SETTING
I am looking for two continuous probability distributions $X,Y$ with respective densities $f_X(\cdot) \text{ and } f_Y(\cdot)$, one of them with support on $[\epsilon,a-\epsilon]$, the other with support on $[-\epsilon, \epsilon]$ (with $\epsilon,a>0$, $\epsilon<\frac{a}{2}$) with properties defined below. The convolution $(f_X*f_Y)(\cdot)$ of the probability density functions has support on [0,a].
REQUIREMENT
The required properties are not very rigorous but rather soft. All densities $f_X(\cdot), f_Y(\cdot) \text{ and } (f_X*f_Y)(\cdot)$ should NOT be piecewise defined on their respective supports, i.e. I don't want to use $$f(z)=\begin{cases}...& z\in [...]\\ ... & z\in[...] \end{cases}$$ to write the functions. I do not care whether intervals are open, closed or semi-closed. I need this example for teaching/simple models where I dont want to many cases.
EXAMPLE WHICH DOESN'T WORK
An example which doesn't work is $X\sim\text{Unif}([\epsilon,a-\epsilon])$ and $Y\sim\text{Unif}([-\epsilon,\epsilon])$ as the density of $X+Y$ is $$ f_{X+Y}=(f_Y*f_Y)(y)= \begin{cases} \frac{y}{2\epsilon(a -2\epsilon)} & 0<y<2\epsilon \\ \frac{1}{a-2 \epsilon} & 2\epsilon\leq y \leq a-2\epsilon \\ \frac{a-y}{2\epsilon(a -2\epsilon)} & a-2\epsilon< y <a. \end{cases} $$
Thanks in advance for suggestions or proofs that such a thing is not possible.

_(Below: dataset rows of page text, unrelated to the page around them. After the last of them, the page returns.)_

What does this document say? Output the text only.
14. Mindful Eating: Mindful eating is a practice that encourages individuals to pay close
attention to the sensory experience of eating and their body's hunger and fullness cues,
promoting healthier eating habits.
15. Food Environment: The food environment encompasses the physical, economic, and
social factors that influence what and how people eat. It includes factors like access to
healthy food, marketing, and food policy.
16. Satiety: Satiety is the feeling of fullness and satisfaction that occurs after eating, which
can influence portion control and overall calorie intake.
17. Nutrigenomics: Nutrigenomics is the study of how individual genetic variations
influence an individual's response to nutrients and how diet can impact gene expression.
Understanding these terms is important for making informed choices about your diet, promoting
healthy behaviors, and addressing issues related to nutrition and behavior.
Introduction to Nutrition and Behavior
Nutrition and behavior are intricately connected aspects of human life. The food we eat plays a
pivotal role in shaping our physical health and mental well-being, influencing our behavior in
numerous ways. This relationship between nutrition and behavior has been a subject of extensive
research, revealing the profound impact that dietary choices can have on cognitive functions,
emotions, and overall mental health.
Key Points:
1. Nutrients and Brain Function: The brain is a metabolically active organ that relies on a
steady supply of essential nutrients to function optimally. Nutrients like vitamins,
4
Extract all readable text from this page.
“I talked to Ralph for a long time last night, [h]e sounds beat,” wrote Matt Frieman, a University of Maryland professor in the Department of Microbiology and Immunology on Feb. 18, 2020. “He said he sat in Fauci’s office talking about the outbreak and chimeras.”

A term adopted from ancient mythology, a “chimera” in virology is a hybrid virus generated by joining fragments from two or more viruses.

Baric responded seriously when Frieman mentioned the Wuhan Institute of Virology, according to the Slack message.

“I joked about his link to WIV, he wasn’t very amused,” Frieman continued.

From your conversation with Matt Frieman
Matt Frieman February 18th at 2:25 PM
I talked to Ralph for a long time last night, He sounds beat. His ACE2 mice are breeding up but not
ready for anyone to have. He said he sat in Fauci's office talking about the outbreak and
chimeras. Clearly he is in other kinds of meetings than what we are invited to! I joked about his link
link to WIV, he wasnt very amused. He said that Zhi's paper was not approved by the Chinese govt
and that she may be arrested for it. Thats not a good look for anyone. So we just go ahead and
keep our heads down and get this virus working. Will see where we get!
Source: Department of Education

I don't see how you can be satisfied. The range of integration in the convolution integral depends on how the endpoints of the supports of the two densities interlace. As you translate one support against the other, the interlacing changes. You can see this in the example you supply, and I think it will work out pretty much the same way in general. Replace your uniform densities with more interesting functions, and the same break points will appear but with more complicated formulas on the pieces.